With these higher level events and widgets, unless you need to override some event, it can just be handled without the round trip and improve response time on slow connections.

Though, if you do need real time event processing, you're back to the round trip, but meh, some speedup is better than none.




But, indeed, we don't want to go *too* far either, especially since then we'd end up with a web browser situation where people write their applications in the scripting language...


What basic widgets do you have in mind, to keep on the client-side? Also, just widgets in the client or some basic layout too?

Layout would be nice too. Ideally, I'd love if my apps worked on both guis and text mode uis and laying them out would be a bit different.

For my crappygui.d, I'm aiming to do:

menus, labels, radio box, checkbox, buttons, grid layouts, text input, slider, number chooser, list boxes, and basic 2d drawing. Pretty much the basic stuff you get on html forms. Maybe more later, but I want to actually be able to get this working over the next weekend or two, so I'm keeping it simple. (And right now I'm not actually doing network transparency, I'll come back to that, my basic idea there is to simply forward all the function calls with rpc.)

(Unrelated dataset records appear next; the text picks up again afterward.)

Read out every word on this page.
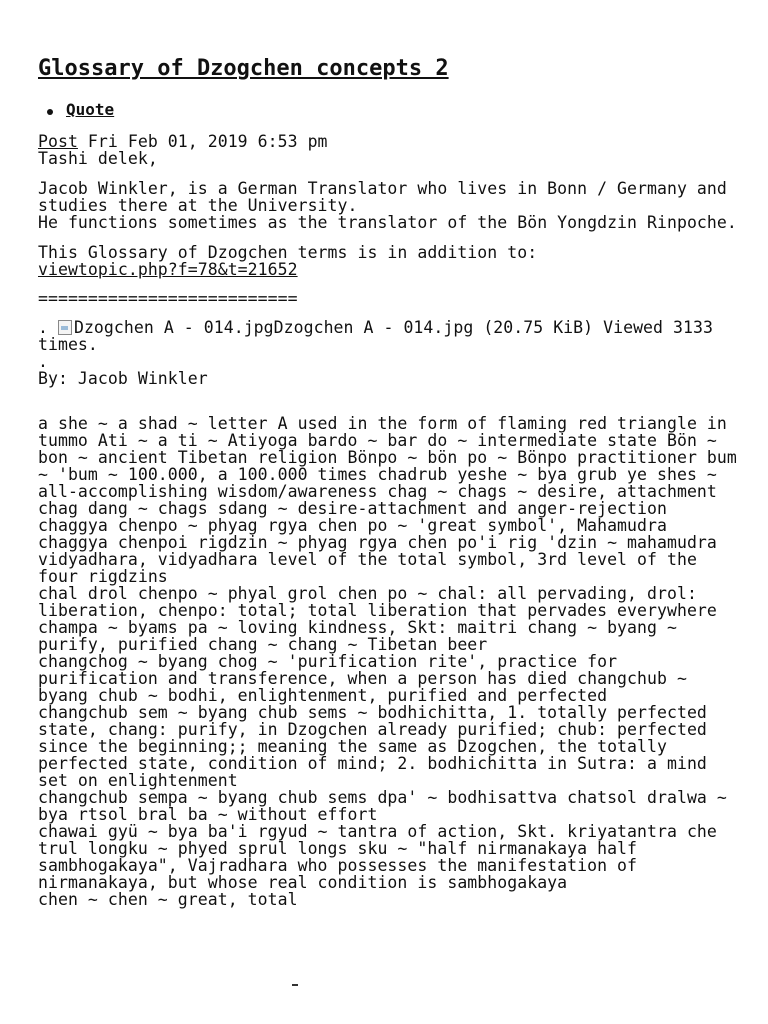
Glossary of Dzogchen concepts 2
Quote

Post Fri Feb 01, 2019 6:53 pm

Tashi delek,

Jacob Winkler, is a German Translator who lives in Bonn / Germany and studies there at the University.

He functions sometimes as the translator of the Bön Yongdzin Rinpoche.

This Glossary of Dzogchen terms is in addition to:

viewtopic.php?f=78&t=21652

==========================

. Dzogchen A - 014.jpgDzogchen A - 014.jpg (20.75 KiB) Viewed 3133 times.

.

By: Jacob Winkler

a she ~ a shad ~ letter A used in the form of flaming red triangle in tummo Ati ~ a ti ~ Atiyoga bardo ~ bar do ~ intermediate state Bön ~ bon ~ ancient Tibetan religion Bönpo ~ bön po ~ Bönpo practitioner bum ~ 'bum ~ 100.000, a 100.000 times chadrub yeshe ~ bya grub ye shes ~ all-accomplishing wisdom/awareness chag ~ chags ~ desire, attachment chag dang ~ chags sdang ~ desire-attachment and anger-rejection chaggya chenpo ~ phyag rgya chen po ~ 'great symbol', Mahamudra
chaggya chenpoi rigdzin ~ phyag rgya chen po'i rig 'dzin ~ mahamudra vidyadhara, vidyadhara level of the total symbol, 3rd level of the four rigdzins
chal drol chenpo ~ phyal grol chen po ~ chal: all pervading, drol: liberation, chenpo: total; total liberation that pervades everywhere
champa ~ byams pa ~ loving kindness, Skt: maitri chang ~ byang ~ purify, purified chang ~ chang ~ Tibetan beer
changchog ~ byang chog ~ 'purification rite', practice for purification and transference, when a person has died changchub ~ byang chub ~ bodhi, enlightenment, purified and perfected
changchub sem ~ byang chub sems ~ bodhichitta, 1. totally perfected state, chang: purify, in Dzogchen already purified; chub: perfected since the beginning;; meaning the same as Dzogchen, the totally perfected state, condition of mind; 2. bodhichitta in Sutra: a mind set on enlightenment
changchub sempa ~ byang chub sems dpa' ~ bodhisattva chatsol dralwa ~ bya rtsol bral ba ~ without effort
chawai gyü ~ bya ba'i rgyud ~ tantra of action, Skt. kriyatantra che trul longku ~ phyed sprul longs sku ~ "half nirmanakaya half sambhogakaya", Vajradhara who possesses the manifestation of nirmanakaya, but whose real condition is sambhogakaya
chen ~ chen ~ great, total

As for detaching and reattaching, that is easier to do, the more state is kept on the server. :)

Yeah, my old DWS idea was to do three applications, but that was a pain, a lot of duplication to add a new function. So now I want the middle man program to be really simple, basically a switchboard, and then the detach/attach messages will be handled by the application, just shooting its current state to the new display.

it's more complicated to code all that reattaching functionality and isn't necessary for most apps, most app devs don't bother.

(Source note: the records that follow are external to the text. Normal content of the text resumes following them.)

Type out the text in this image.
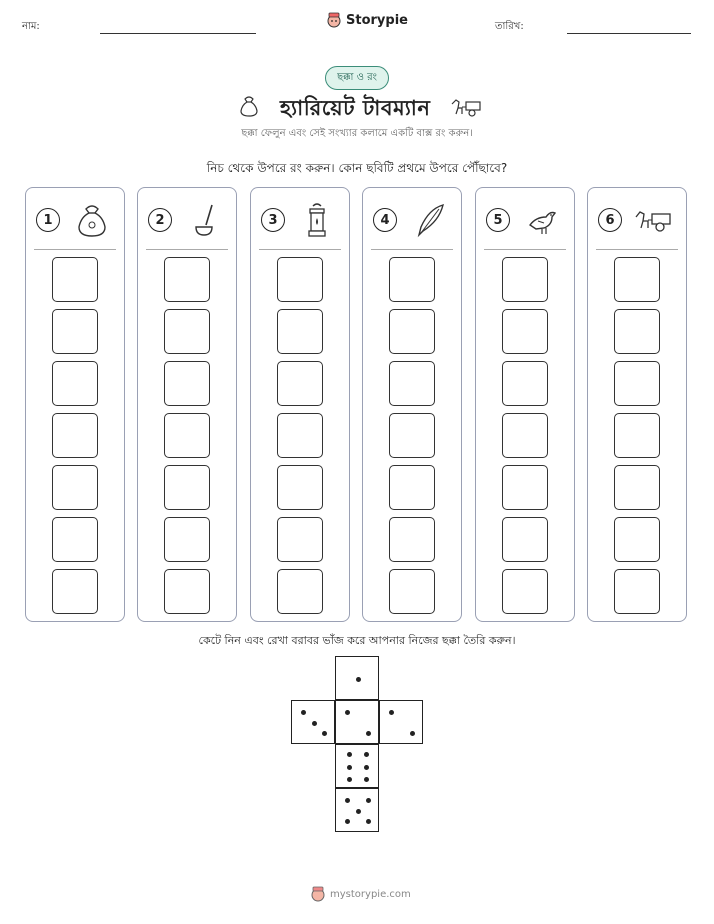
নাম:	Storypie	তারিখ:
ছক্কা ও রং
হ্যারিয়েট টাবম্যান
ছক্কা ফেলুন এবং সেই সংখ্যার কলামে একটি বাক্স রং করুন।
নিচ থেকে উপরে রং করুন। কোন ছবিটি প্রথমে উপরে পৌঁছাবে?
1	2	3	4	5	6
কেটে নিন এবং রেখা বরাবর ভাঁজ করে আপনার নিজের ছক্কা তৈরি করুন।
mystorypie.com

If we do it right, it will be zero effort :) GNU Screen has pretty much pulled it off for unix terminal programs. GUIs have Remote Desktop and friends... rdp is amazing btw, Microsoft (or whoever wrote it originally and sold it to them) did an excellent job and is a decent counter argument to me - I think remote desktop is a simple viewer, the rdesktop app on unix isn't a particularly large piece of code and works quite well, but still I like my way.